Pricing Policies for Selling Indivisible Storable Goods to Strategic Consumers


Abstract in English

We study the dynamic pricing problem faced by a monopolistic retailer who sells a storable product to forward-looking consumers. In this framework, the two major pricing policies (or mechanisms) studied in the literature are the preannounced (commitment) pricing policy and the contingent (threat or history dependent) pricing policy. We analyse and compare these pricing policies in the setting where the good can be purchased along a finite time horizon in indivisible atomic quantities. First, we show that, given linear storage costs, the retailer can compute an optimal preannounced pricing policy in polynomial time by solving a dynamic program.

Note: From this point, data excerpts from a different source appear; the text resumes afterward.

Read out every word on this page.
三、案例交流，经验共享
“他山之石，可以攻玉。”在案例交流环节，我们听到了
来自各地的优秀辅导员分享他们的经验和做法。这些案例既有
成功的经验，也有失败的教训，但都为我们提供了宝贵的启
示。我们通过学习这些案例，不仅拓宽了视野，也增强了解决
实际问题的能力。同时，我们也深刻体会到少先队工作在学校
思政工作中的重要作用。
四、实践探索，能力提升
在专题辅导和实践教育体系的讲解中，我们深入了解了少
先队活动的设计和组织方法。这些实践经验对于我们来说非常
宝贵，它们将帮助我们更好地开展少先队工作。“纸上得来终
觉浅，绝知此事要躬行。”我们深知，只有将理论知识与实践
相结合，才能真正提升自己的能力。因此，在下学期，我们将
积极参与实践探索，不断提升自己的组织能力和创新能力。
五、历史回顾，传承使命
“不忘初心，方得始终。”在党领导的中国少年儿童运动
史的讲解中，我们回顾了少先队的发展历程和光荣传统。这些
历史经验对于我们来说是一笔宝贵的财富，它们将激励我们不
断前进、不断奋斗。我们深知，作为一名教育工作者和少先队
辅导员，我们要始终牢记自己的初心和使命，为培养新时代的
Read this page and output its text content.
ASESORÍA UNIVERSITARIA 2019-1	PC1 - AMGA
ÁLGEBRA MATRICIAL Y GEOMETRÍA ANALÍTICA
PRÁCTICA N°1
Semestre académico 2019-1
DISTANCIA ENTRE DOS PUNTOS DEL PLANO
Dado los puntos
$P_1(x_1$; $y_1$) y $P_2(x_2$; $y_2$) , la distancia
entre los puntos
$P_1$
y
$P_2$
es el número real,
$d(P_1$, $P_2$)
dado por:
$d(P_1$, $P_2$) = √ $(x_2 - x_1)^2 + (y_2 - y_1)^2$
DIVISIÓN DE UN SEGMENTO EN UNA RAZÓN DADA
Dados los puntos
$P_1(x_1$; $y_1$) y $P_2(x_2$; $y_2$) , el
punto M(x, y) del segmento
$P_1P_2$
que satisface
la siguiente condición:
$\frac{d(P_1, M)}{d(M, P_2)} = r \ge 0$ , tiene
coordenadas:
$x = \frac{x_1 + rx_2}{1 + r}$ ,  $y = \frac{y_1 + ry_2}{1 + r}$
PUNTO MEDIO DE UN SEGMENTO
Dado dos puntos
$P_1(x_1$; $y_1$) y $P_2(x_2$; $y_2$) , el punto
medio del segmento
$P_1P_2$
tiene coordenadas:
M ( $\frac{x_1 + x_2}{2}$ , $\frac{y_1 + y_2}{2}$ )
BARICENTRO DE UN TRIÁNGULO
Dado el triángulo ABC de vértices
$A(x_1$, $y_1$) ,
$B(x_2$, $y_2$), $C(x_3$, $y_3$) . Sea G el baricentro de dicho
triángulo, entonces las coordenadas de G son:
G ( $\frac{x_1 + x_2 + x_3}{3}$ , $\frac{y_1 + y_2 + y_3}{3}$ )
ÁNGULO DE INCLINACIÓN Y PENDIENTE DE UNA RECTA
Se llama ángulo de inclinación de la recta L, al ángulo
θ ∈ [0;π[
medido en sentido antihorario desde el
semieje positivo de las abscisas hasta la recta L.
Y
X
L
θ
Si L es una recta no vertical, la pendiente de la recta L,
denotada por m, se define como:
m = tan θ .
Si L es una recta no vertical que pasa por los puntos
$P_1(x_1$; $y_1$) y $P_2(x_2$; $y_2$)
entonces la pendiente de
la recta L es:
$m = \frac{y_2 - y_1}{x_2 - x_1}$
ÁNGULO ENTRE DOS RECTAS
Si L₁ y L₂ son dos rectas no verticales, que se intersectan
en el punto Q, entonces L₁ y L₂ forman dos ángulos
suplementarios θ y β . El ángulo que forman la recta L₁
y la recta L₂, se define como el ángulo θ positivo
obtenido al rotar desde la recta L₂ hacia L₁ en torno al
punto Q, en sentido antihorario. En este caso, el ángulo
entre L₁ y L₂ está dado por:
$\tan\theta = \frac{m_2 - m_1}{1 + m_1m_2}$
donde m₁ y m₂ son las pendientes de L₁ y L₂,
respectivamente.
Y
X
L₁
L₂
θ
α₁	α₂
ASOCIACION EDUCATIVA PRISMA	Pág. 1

Moreover, under such a policy, we show that consumers do not need to store units in order to anticipate price rises. Second, under the contingent pricing policy rather than the preannounced pricing mechanism, (i) prices could be lower, (ii) retailer revenues could be higher, and (iii) consumer surplus could be higher. This result is surprising, in that these three facts are in complete contrast to the case of a retailer selling divisible storable goods Dudine et al. (2006). Third, we quantify exactly how much more profitable a contingent policy could be with respect to a preannounced policy. Specifically, for a market with $N$ consumers, a contingent policy can produce a multiplicative factor of $Omega(log N)$ more revenues than a preannounced policy, and this bound is tight.